Vardinogiannis Group, one of the most solid and well capitalized business conglomerates in Europe, finalized the acqusition of Marfin Bank, after receiving approval from the National Bank of Romania.
Part of its investment strategy in Romania, the Vardinogiannnis Group has already acquired Marfin Leasing, and thus further consolidates its presence on the Romanian financial market. The Romanian business community, as well as the bank’s customers, now benefit from the strength and reliability of one of the most solid business conglomerates in Europe.
The Group operates in several industries, such as energy (refineries, gas station chains, natural gas and electricity), shipping and media.
“Vardinogiannis Group has strong financial power and extensive international business expertise.
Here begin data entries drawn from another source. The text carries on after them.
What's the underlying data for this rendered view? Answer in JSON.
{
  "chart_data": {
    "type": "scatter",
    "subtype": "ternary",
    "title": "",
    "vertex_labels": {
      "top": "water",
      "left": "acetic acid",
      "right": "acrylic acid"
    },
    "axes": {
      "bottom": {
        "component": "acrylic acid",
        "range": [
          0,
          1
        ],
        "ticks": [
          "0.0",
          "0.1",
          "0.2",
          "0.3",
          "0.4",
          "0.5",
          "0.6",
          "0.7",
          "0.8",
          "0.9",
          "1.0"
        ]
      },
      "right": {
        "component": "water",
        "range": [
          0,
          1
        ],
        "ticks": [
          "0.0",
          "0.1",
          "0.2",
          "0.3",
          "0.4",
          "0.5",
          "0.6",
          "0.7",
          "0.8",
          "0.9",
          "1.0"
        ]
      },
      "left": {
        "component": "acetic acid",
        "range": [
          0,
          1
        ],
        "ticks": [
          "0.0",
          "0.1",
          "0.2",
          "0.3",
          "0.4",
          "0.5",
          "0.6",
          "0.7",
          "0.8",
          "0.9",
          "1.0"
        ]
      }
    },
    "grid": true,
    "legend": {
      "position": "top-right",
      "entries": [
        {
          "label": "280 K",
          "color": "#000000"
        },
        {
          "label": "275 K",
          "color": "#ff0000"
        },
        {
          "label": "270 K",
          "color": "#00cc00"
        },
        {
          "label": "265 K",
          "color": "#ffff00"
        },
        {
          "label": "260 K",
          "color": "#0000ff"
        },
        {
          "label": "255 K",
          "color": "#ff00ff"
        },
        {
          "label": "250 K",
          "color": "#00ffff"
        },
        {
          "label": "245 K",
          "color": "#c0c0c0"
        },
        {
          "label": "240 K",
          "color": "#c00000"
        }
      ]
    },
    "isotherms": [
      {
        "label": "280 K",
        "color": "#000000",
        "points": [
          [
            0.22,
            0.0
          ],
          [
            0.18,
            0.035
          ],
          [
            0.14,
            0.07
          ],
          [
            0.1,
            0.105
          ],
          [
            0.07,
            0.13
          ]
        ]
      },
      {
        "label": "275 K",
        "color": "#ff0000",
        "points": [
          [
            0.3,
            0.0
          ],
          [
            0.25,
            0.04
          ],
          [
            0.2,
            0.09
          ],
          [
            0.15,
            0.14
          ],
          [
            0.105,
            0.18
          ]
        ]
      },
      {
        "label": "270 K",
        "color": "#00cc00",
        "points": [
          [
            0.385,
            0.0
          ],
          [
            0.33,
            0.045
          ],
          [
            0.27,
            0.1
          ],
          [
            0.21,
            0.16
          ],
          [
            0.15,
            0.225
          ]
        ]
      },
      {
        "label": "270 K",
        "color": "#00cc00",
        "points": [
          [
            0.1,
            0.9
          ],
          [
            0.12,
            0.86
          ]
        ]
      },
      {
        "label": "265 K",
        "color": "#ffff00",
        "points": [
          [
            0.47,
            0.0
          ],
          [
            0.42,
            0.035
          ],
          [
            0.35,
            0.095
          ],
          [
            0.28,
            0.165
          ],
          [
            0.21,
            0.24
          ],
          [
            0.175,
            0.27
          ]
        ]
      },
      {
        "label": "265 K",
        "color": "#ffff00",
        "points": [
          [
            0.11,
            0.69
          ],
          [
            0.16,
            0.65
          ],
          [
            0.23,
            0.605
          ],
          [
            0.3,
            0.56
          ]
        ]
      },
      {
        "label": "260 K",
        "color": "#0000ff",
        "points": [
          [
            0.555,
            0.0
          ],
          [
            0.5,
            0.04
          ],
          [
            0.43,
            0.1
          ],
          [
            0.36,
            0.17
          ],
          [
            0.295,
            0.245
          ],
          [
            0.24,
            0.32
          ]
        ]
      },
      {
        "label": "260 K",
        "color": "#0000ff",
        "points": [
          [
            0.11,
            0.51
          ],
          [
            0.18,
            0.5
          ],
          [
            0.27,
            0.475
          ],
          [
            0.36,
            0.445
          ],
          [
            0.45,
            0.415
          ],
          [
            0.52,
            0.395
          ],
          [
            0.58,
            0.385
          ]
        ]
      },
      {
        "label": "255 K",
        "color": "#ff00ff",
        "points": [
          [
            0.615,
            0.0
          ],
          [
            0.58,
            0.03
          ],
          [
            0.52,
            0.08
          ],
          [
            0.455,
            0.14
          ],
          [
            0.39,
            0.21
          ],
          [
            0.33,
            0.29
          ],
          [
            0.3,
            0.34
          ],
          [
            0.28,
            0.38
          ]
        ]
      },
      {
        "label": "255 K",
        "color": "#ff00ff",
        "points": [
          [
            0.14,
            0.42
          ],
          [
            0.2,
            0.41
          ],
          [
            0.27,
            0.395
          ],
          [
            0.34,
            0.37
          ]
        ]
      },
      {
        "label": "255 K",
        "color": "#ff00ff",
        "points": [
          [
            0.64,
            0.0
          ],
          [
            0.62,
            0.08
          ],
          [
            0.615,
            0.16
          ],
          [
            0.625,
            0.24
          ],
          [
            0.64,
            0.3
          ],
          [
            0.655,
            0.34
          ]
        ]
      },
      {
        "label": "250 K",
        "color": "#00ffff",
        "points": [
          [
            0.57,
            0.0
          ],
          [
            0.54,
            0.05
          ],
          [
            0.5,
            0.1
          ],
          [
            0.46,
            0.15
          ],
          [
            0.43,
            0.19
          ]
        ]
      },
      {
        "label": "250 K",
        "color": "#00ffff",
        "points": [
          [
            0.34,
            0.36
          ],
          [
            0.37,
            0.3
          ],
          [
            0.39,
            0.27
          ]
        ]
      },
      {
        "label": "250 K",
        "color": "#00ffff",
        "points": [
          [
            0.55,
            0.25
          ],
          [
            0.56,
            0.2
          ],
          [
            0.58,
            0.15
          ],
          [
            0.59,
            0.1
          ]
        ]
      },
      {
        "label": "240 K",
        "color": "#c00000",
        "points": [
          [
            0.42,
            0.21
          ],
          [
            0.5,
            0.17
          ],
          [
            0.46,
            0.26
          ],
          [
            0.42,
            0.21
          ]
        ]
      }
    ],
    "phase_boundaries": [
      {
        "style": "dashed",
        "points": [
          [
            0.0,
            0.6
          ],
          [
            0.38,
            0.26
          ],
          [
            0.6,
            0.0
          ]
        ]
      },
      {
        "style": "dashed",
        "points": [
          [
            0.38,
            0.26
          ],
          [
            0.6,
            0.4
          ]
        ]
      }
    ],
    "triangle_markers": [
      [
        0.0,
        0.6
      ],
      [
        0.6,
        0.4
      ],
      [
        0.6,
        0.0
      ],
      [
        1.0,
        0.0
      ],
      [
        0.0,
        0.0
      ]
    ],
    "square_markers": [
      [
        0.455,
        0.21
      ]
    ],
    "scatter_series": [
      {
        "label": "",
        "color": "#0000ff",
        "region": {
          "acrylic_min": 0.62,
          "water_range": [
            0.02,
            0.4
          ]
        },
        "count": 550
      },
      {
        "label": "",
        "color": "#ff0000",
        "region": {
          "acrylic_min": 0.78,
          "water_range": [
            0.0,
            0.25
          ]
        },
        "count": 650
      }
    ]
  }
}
We believe in the local market’s potential, and we are determined to develop our presence in a sustainable manner in the years to come and generate added value to the local business community”, stated Georgios Taniskidis, representative of Vardinogiannis Group in Romania.
With a tradition of over 20 years on the Romanian financial mark, Marfin Bank has 30 branches and a total asset volume of approximately RON 2 billion. In 2017, the bank registered a net profit of RON 5.7 million.
About Vardinogiannis Group
Vardinogiannis Group is a large well capitalized European business conglomerate, with international operations in several industries, such as energy (refineries, gas station chains, natural gas and electricity), shipping and media.
Vardinogiannis Group is the major shareholder of Motor Oil Hellas Corinth Refineries, a company listed at the Athens Stock Exchange, with a market capitalization of EUR 2.1 billion.
Motor Oil has one of the most technologically advanced refineries in Europe, with over 45 years history. In 2017, Motor Oil registered total sales of EUR 7.8 billion, while EBITDA stood at EUR 620 million and profits after taxes at EUR 314 million.